Weekly Posting of the Conservative Cow Doctor

 

The Answer

It was daybreak on a cold, snowy morning in late September and we were making our final gather at timberline in Wyoming’s Big Horn Mountains. Eighteen excited guest cowboys from every corner of America had arrived at our Lake Creek Cow Camp the day before. For the next five days and fifty miles, they would leave their everyday cares at home for a western experience more common to 1898 than 1998.

Mother Nature had blessed us with six inches of fresh snow during the night, so guests used to saddling up in well lit, heated barns prior to loping around an indoor arena, struggled as they kicked through the snow to find all their tack. (Now they understood the evening suggestion about tying bridles to saddles and tucking them all under the driest pine tree in the timber.) We were an hour behind schedule when we split our guests amongst the cowboy crew and scattered to gather the high country.

Renee` and Gabe, a gracious mother / daughter duo from North Carolina, followed me as I trotted toward the head of Lick Creek. The crisp mountain air was deathly still as the early morning, low hanging clouds battled the first rays of sunlight. We rode through the broken timber and the soft, fluffy snow muffled the noise of our horse’s hooves giving the feeling we were floating across the mountainside. I reached an open park the very second the sun’s rays broke through and illuminated the granite rims on the far canyon wall. The view of God’s creation was breathtaking and I stopped my pony to scan the valley for cows. The steam was drifting upward from the flanks of my sweat-soaked horse when Renee` trotted up and quietly joined me gazing across the vast openness. Over the rhythmic movement of our breathing horses, she softly whispered in a beautiful southern drawl, “Do ya’ll have any idea how blessed you are that this is your life?”

“Yeah, I do,” I mumbled mostly to myself thinking how that very moment I felt in perfect harmony with God’s plan. “I have a great wife at home, a loving family, and God made me a Wyoming cowboy.” We sat silently staring a moment longer and then loped off to find cows.

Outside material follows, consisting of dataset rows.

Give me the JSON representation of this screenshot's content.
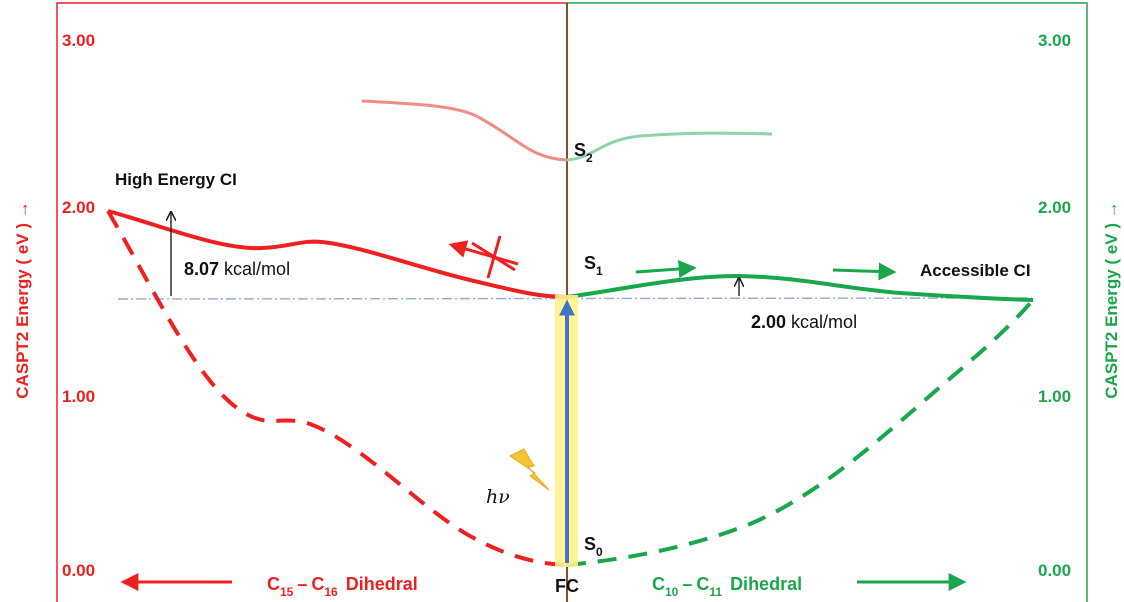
{
  "colors": {
    "left": "#ee2020",
    "right": "#1aa64a",
    "divider": "#7a3a1a",
    "arrow_blue": "#4472c4",
    "glow": "#fff38a",
    "reference_line": "#8fa9d9",
    "s2_left": "#f08b85",
    "s2_right": "#8fd3a8",
    "lightning": "#f5c335"
  },
  "left_axis": {
    "title": "CASPT2 Energy ( eV ) →",
    "ticks": [
      "3.00",
      "2.00",
      "1.00",
      "0.00"
    ]
  },
  "right_axis": {
    "title": "CASPT2 Energy ( eV ) →",
    "ticks": [
      "3.00",
      "2.00",
      "1.00",
      "0.00"
    ]
  },
  "states": {
    "s2": {
      "letter": "S",
      "sub": "2"
    },
    "s1": {
      "letter": "S",
      "sub": "1"
    },
    "s0": {
      "letter": "S",
      "sub": "0"
    }
  },
  "labels": {
    "high_energy_ci": "High Energy CI",
    "accessible_ci": "Accessible CI",
    "barrier_left_value": "8.07",
    "barrier_left_unit": "kcal/mol",
    "barrier_right_value": "2.00",
    "barrier_right_unit": "kcal/mol",
    "hv": "hν",
    "fc": "FC"
  },
  "x_axis": {
    "left": {
      "c1": "C",
      "s1": "15",
      "dash": "–",
      "c2": "C",
      "s2": "16",
      "word": "Dihedral"
    },
    "right": {
      "c1": "C",
      "s1": "10",
      "dash": "–",
      "c2": "C",
      "s2": "11",
      "word": "Dihedral"
    }
  }
}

Over the past 12 years, I have often thought back to that exact moment; it is forever imbedded in my soul. My life has changed. All my cows went to town in 2001. I sold the cattle drive business to my older brother, Dana, and my kids, which were my summertime cowboy crew, are all married now and have given me six grandkids. It has been a long time since I jerked my saddle from a sweaty horse, went to the horn doctoring a foot-rot steer or threw a double-diamond; all the experiences which forged me. Only one thing remains the same, each night I crawl in bed with my high school sweetheart who also, fortunately, happens to be my trophy wife of 31 years.

Public service in Montana’s legislature has possessed all my free time since 2006. If Renee` were to repeat her question today asking if I realized how blessed my life was, I would answer: “Yeah, I do; I have a great wife at home, a loving family, and God made me an American patriot.”

Given the world’s population, I only had a 4.5 percent chance of being born part of this great American experiment in freedom, yet here I am. All the world’s wondrous miracles and relief of suffering over the last 200 years was driven by the freedom emanating from the only nation whose founding documents declared their unalienable rights came from God. Sadly, our republic is dying. Collectivists seek to destroy any idea of a Creator’s hand in American exceptionalism, thereby replacing the ideal of Divine freedom with the ideal of the common good and social justice. They are dangerously wrong and freedom is slipping from our grasp. God has truly blessed America and regardless the outcome of the recent election, whether I am on the inside or the outside, I will not give up my country with out a fight! I am an American patriot and I just want to be free.